The GDPR and Unstructured Data: Is Anonymisation Possible?

Publication details

Journal: International Data Privacy Law (IDPL), vol. 12, p. 184–206, 2022
International Standard Numbers:
- Printed: 2044-3994
- Electronic: 2044-4001
Links:
- DOI: doi.org/10.1093/idpl/ipac008
- ARKIV: hdl.handle.net/11250/3013219
- ARKIV: hdl.handle.net/11250/2992297
- ARKIV: hdl.handle.net/10852/93692
- ARKIV: hdl.handle.net/11250/2987775

Much of the legal and technical literature on data anonymization has focused on structured data such as tables. However, unstructured data such as text documents or images are far more common, and the legal requirements that must be fulfilled to properly anonymize such data formats remain unclear and underaddressed by the literature.

In the absence of a definition of the term ‘anonymous data’ in the General Data Protection Regulation (GDPR), we examine its antithesis—personal data—and the identifiability test in Recital 26 GDPR to understand what conditions must be in place for the anonymization of unstructured data.

This article examines the two contrasting approaches for determining identifiability that are prevalent today: (i) the risk-based approach and (ii) the strict approach in the Article 29 Working Party’s Opinion on Anonymization Techniques (WP 216).

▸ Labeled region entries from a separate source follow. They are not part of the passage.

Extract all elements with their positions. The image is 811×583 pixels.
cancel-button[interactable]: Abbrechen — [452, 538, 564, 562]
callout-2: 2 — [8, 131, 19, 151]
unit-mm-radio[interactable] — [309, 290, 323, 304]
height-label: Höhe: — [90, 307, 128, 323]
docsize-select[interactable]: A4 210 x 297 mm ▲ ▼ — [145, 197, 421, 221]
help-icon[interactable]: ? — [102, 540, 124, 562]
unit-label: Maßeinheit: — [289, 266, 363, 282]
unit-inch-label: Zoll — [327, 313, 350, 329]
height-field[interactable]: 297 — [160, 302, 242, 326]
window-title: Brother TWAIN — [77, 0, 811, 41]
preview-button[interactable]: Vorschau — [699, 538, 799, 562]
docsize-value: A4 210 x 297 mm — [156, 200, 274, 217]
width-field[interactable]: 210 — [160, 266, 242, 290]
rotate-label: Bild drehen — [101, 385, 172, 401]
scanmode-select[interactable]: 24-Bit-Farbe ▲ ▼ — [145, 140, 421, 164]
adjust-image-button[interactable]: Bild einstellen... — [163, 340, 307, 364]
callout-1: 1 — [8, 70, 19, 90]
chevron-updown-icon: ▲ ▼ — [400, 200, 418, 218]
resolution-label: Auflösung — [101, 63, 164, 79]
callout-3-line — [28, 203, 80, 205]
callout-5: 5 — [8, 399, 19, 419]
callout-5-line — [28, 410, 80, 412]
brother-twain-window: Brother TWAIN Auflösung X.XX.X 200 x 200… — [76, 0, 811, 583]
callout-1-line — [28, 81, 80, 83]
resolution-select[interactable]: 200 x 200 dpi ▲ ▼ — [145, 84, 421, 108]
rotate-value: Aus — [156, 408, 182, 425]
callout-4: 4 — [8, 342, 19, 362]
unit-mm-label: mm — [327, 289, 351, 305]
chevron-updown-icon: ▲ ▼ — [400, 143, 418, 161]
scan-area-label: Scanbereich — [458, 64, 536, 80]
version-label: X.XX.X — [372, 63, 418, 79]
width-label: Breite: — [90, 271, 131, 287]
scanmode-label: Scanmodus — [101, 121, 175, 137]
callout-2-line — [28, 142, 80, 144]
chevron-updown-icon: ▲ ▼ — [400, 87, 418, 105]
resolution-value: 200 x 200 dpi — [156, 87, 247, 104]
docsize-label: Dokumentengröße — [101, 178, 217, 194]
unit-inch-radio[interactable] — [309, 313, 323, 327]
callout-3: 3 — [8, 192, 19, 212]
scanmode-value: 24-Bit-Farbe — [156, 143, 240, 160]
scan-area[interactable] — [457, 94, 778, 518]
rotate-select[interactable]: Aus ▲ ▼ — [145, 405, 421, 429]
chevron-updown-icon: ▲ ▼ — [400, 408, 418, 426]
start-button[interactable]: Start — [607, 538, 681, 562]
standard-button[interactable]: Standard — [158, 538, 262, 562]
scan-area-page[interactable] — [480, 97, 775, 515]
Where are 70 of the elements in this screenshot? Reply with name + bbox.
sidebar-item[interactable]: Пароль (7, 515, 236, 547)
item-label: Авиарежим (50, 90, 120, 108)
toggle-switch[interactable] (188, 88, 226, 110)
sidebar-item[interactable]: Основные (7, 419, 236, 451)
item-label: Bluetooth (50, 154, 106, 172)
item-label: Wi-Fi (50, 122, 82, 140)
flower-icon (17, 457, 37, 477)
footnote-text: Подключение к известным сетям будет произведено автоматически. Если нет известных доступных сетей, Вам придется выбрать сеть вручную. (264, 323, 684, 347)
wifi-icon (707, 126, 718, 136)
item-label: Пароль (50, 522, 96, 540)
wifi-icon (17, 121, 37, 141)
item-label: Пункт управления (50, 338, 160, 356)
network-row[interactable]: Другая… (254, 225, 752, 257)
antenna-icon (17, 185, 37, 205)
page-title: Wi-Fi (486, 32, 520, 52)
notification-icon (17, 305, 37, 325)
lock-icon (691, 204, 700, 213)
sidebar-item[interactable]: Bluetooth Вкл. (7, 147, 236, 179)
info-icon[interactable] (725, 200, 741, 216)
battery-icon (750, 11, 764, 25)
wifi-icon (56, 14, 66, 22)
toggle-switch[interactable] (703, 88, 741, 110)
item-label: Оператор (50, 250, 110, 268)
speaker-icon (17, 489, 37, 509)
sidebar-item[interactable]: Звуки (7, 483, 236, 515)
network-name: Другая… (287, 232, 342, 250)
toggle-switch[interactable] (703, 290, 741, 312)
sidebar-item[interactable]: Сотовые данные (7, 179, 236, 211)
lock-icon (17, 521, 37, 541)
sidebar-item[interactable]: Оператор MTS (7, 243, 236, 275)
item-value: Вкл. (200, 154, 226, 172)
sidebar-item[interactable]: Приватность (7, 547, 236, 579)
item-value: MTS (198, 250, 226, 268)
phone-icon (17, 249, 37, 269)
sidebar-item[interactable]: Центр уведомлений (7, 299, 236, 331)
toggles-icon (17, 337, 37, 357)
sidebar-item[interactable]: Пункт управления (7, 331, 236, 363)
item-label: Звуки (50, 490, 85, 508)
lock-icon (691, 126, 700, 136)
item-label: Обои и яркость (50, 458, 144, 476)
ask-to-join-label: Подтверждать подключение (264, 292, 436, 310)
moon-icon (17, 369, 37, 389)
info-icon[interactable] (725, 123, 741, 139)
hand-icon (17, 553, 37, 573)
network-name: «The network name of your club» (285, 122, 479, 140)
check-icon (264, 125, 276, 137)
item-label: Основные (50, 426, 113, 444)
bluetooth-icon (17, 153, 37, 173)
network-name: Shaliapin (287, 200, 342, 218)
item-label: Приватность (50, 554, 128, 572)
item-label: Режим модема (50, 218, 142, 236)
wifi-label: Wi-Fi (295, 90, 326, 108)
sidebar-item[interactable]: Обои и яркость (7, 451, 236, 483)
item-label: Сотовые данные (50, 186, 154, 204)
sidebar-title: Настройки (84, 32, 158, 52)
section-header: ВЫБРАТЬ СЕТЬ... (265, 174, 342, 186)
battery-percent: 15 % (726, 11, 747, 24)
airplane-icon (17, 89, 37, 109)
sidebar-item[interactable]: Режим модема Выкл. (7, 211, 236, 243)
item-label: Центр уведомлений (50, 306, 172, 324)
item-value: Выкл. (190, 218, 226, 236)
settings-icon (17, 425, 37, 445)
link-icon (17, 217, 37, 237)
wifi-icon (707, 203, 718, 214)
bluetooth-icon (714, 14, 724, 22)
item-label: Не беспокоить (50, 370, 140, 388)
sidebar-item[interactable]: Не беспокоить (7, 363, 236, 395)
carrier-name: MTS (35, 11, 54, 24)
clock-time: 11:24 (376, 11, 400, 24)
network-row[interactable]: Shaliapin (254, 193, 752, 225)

Through two case studies, we illustrate the challenges encountered when trying to anonymize unstructured datasets. We show that, while the risk-based approach offers a more nuanced test consistent with the purposes of the GDPR, the strict approach of WP 216 makes anonymization of unstructured data virtually impossible as long as the original data continues to exist.

The concluding section considers the policy implications of the strict approach and technological developments that assist identification, and proposes a way forward.